Der EZB-Rat wird am 6. Juni erneut zusammentreten, eine Woche bevor die US-Notenbank über die Zinssätze entscheidet (12. Juni) und zwei Wochen vor den Sitzungen der Bank of England (BoE) und der Schweizerischen Nationalbank (SNB), die beide am 20. Juni stattfinden (hier finden Sie einen Überblick über die Termine in diesem Jahr).
Seit September 2023 hat die EZB ihren Leitzins - den Hauptrefinanzierungssatz (HRG) - auf dem Rekordhoch von 4,5% gehalten.
Kapitalmärkte erwarten eine Zinssenkung im Juni
Die Geldmärkte rechnen mit einer ersten Zinssenkung um 25 Basispunkte im Juni, der bis Ende 2024 drei weitere Zinssenkungen folgen sollen. Eine aktuelle Reuters-Umfrage ergab, dass rund 90% der befragten Ökonomen mit einer ersten Zinssenkung im Juni rechnen.

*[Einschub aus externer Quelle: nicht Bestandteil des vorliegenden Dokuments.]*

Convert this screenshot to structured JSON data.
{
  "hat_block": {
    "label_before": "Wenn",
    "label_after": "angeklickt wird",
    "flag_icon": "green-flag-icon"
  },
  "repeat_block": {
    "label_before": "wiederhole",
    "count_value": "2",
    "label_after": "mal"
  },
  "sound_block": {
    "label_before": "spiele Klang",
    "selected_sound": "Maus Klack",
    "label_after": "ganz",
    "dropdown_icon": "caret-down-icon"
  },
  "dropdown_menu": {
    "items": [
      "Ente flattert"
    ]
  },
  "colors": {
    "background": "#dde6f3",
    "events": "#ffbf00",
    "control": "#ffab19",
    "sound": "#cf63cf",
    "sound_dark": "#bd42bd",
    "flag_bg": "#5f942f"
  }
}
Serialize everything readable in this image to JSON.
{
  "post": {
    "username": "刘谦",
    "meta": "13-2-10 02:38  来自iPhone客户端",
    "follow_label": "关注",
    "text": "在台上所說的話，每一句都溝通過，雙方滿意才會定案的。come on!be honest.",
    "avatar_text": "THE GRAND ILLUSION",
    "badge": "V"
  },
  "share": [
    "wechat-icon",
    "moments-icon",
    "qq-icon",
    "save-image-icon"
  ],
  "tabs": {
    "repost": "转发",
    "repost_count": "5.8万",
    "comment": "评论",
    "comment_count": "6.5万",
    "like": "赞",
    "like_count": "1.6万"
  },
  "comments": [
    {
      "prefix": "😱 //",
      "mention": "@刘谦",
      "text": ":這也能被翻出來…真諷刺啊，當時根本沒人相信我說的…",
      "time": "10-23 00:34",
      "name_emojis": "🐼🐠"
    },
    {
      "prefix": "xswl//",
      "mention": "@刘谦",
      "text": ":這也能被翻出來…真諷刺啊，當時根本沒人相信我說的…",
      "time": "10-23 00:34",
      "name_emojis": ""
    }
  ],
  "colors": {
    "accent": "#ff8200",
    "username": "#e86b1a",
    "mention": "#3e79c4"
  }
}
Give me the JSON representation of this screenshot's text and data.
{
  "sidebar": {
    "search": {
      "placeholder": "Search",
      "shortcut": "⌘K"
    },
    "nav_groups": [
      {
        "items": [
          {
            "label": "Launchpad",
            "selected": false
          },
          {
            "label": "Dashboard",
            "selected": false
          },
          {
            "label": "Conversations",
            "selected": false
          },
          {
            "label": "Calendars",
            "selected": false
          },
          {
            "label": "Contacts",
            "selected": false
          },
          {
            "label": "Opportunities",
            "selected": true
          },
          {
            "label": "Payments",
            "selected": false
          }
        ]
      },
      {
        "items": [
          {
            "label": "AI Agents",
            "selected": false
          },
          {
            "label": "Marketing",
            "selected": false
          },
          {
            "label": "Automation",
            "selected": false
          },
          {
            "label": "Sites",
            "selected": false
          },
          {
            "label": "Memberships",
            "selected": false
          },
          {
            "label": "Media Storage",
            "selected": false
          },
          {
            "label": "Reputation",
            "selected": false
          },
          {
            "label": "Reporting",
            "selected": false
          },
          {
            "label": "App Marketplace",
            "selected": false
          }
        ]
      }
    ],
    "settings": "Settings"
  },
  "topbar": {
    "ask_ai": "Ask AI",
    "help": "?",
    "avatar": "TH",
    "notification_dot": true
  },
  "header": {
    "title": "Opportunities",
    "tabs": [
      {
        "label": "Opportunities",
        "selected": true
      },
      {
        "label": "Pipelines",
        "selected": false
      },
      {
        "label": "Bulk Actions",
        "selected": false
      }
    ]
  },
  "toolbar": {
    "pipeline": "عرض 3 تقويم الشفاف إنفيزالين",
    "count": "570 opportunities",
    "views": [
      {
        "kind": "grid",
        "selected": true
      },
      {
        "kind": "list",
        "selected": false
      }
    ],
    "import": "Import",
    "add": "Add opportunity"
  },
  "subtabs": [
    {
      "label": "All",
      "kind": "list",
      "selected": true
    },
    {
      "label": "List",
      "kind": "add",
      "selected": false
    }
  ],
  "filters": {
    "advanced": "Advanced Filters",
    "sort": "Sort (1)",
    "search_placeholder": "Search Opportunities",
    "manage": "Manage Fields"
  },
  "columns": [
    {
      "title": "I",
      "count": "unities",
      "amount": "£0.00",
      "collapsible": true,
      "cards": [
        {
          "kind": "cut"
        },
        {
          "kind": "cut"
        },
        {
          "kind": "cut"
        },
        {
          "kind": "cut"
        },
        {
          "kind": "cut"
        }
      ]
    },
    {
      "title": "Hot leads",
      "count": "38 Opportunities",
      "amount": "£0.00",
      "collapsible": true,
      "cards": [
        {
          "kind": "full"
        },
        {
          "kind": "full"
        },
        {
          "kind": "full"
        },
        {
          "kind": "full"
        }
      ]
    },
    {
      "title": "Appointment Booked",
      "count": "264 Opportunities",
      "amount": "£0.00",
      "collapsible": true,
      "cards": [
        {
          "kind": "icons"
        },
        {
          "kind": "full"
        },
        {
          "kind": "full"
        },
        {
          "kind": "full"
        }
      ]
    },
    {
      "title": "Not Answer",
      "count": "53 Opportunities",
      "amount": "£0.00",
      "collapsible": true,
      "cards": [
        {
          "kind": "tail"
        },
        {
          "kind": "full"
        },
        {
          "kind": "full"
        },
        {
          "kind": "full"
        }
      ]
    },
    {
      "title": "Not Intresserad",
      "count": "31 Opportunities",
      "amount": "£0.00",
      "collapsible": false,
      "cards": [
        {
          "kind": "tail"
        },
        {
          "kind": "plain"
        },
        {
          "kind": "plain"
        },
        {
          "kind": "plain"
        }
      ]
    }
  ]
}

"Die Inflation ist deutlich gesunken und befindet sich nun in Reichweite der von den Zentralbanken angestrebten Werte. Das bedeutet, dass es bald keinen Grund mehr geben wird, die Zinsen nicht zu senken, wenn die Inflation tatsächlich unter Kontrolle ist", sagte Michael Field, Marktstratege für Europa bei Morningstar.
Auch die Mitglieder des EZB-Rates haben ihren Teil dazu beigetragen, diese Erwartung zu schüren. Der Gouverneur der spanischen Zentralbank, Pablo Hernandez de Cos, sagte Anfang der Woche gegenüber Bloomberg, dass sein "zentrales Szenario darin besteht, dass es im Juni zu einer ersten Senkung kommen könnte". Der Gouverneur der französischen Zentralbank, Francois Villeroy de Galhau, schloss sich dieser Meinung an und sagte, die Bank werde im Frühjahr mit einer "moderaten" Zinssenkung beginnen, berichtet Reuters.

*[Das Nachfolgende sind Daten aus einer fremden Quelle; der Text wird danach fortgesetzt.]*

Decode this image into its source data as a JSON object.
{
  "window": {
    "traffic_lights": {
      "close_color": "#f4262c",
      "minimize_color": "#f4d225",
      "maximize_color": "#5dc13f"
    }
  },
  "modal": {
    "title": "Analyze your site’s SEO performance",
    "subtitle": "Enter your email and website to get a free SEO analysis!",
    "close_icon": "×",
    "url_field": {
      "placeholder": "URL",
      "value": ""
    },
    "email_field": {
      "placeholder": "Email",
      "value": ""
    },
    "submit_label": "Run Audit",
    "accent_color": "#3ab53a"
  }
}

Nach den Fed-Kommentaren: Werden auch die EZB-Ratsmitglieder zögern?
Auf der anderen Seite des Atlantiks sagte der Chef der Federal Reserve (Fed) Jerome Powell am Mittwoch, dass die hartnäckig hohe Inflation die US-Notenbank davon abhalten könnte, die erwartete Zinssenkung im Juni vorzunehmen.
Und der Präsident der regionalen US-Notenbank Minneapolis, Neel Kashkari, sagte, dass die US-Notenbank die Zinsen in diesem Jahr womöglich gar nicht senken werde, falls die Inflationssenkung ins Stocken gerate.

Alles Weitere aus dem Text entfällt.